Enhorabuena hija por tu condición de funcionaria

Claro que si, debe ser un orgullo para ti lo que has conseguido y por supuesto para tu madre, para mi y tus hermanos. Un proceso tan largo podría haber permitido que apareciera el desaliento y el desánimo inductor del abandono, pero has sido tenaz y resiliente hasta el final, pocas personas lo consiguen, tu lo has logrado, así que me invade la emoción y la alegría, que aún no puedo casi exteriorizar. Ser funcionaria de carrera no es una cuestión baladí, te permite ser libre, libertad de cátedra que ningún empresario del gremio de la docencia te puede recortar y limitar, el único límite será la propia conciencia y el compromiso personal de luchar por la utopía de que otra educación sea posible. Ahora mi hija en tu condición de funcionaria, y tras procrastinar un rato, se podrá entregar sin cortapisa a este empeño. Aunque resulte presuntuoso de mi parte, ahora que ya ligero de equipaje estoy a punto de salir de esta profesión que me ha dado tanto, entrego el testigo a mi hija de la lucha para que otra educación sea posible y que no solo sea una quimera. Ahora es tu momento, ahora no tienes que demostrarle nada a nadie, ahora que has entrado por la puerta grande (Primera de tu tribunal y segunda de toda Andalucía) a esta bendita profesión, dedícate a disfrutar cada día de ella, sé generosa con ella, pues lo que tú pongas y dediques, los niños y niñas a los que ayudes a crecer como personas te lo devolverán exponencialmente. Ahora piensa que eres dueña de tu destino y que no tienes que rendir cuentas empresariales al patrón, solo tendrás que rendirlas a tu compromiso y conciencia docente y tu responsabilidad de cuidar y mimar lo público. Córdoba te debía una y ahora nos la ha pagado.
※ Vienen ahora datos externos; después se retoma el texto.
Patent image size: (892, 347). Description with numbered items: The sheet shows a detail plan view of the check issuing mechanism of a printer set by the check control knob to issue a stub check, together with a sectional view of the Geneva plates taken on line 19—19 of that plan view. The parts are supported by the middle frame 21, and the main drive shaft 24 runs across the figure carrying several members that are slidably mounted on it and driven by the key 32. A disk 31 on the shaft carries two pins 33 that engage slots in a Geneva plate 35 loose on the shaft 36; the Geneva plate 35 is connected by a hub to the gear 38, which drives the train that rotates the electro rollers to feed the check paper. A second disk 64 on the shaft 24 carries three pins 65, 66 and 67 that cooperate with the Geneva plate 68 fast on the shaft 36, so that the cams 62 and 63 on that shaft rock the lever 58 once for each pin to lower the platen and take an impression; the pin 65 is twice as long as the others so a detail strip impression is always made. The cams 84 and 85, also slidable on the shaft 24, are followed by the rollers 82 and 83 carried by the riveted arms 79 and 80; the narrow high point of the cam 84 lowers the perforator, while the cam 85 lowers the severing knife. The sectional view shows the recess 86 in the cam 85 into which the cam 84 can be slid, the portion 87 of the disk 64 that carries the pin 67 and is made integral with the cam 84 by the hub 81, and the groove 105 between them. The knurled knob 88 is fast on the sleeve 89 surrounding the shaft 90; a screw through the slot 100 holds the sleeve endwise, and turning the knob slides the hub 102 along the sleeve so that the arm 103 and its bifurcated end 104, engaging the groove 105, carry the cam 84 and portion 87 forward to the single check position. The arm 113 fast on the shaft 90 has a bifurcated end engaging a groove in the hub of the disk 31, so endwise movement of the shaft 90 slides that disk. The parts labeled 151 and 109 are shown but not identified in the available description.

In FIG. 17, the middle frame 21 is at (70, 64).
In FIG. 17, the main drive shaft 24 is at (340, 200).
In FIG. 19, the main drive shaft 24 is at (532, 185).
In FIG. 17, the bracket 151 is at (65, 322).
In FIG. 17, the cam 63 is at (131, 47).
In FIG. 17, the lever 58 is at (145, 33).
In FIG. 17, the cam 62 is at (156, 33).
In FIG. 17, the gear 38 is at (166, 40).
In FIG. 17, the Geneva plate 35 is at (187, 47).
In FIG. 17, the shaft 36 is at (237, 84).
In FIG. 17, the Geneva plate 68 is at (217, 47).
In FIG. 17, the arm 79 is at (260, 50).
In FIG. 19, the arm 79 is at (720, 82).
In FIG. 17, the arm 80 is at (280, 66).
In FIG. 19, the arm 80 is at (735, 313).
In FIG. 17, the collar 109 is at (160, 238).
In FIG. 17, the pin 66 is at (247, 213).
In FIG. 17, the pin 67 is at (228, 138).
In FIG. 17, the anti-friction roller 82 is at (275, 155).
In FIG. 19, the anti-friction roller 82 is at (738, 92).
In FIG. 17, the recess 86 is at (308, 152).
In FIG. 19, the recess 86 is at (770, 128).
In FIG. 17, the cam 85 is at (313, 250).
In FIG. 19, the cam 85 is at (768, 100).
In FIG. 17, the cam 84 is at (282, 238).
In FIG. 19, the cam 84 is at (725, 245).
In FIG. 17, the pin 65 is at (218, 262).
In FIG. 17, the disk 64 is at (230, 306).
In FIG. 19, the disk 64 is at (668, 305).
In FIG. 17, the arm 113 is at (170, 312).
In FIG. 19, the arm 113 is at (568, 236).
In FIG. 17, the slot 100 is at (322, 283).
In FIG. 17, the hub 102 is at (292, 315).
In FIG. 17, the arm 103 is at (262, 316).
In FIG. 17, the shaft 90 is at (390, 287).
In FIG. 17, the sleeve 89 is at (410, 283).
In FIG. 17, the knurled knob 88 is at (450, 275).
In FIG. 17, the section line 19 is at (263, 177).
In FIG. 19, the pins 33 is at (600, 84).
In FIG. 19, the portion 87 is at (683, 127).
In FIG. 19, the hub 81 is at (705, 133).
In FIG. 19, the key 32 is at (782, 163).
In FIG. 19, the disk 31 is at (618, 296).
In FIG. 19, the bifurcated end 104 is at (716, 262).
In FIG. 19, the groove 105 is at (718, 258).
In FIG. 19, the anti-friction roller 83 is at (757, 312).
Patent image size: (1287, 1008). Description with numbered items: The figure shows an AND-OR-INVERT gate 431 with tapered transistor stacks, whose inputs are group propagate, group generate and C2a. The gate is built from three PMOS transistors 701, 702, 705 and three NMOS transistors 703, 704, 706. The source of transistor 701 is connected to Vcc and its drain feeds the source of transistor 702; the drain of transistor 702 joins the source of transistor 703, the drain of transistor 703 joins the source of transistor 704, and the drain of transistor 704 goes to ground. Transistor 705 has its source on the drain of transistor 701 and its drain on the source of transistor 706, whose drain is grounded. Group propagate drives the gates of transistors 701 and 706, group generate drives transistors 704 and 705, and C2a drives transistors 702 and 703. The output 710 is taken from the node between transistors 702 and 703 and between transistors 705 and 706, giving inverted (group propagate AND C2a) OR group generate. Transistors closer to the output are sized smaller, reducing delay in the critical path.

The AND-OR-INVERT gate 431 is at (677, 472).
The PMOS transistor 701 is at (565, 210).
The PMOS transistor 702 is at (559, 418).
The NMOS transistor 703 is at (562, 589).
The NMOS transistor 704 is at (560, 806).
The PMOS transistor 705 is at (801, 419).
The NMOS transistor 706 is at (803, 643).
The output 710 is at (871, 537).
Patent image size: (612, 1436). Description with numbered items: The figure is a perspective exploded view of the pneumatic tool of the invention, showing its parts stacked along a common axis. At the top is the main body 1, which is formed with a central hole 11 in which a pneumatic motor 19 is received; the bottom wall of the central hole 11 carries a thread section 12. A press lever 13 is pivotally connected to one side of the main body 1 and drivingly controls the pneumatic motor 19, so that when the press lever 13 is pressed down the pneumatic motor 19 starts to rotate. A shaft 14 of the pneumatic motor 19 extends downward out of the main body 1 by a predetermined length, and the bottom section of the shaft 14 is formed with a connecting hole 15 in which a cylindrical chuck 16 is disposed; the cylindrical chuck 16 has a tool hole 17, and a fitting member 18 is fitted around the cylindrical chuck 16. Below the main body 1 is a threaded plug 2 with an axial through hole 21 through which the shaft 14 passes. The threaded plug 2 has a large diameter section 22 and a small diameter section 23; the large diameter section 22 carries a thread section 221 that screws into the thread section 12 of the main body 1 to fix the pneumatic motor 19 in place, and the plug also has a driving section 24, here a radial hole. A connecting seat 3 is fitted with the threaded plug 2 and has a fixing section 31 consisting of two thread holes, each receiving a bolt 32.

En esta glosa de celebración, como buenas personas que somos, no deben caber licencias ajustadoras de cuentas ni vendetas, pero por aquello de que la cabra tira al monte, me permito decir, que le ¡DEN! Que le den a aquella lengua venenosa que enajenada habló un día de que “ya tenemos otra funcionaria en la familia” no siendo su familia la mía, y estando mi hija y yo pasando nuestro particular duelo. Y justificando su fierabras y valedor la cínica conducta aduciendo la gracia que tiene la castellana vieja, sí, gracia, como decía mi madre, gracia en el culo como las avispas. Ahora sí que es verdad, le digo a la castellana vieja, hija del putrefacto veneno, que tenemos una nueva funcionaria en la familia. He esperado cinco largos años para poder decirlo, pero bien está lo que bien acaba. Con la boca bien grande digo, ya tenemos una nueva funcionaria en la familia. Bienvenida al selecto club, espero que pronto se incorpore también Enrique y ya estaremos todos. A celebrarlo en el Carmen de Manuel y Cándida, que seguro que ellos no caben en su gozo, sus nietos para ellos eran su mayor orgullo.

PD: Felón del Mar Muerto y Cinco Calderas, el bedel ya es funcionario de carrera de la Administración Pública Estatal, te lo digo porque no me cabe duda de que te vas a alegrar, y para abundar más en tu gozo mi hijo Enrique acaba de titular como Máster en Educación Secundaria ¿alguien da más? Será el karma el que ha hecho su trabajo. Y la serendipia que también ha hecho de las suyas. Aunque como decía Picasso, las musas nos vinieron a visitar y nos encontraron trabajando.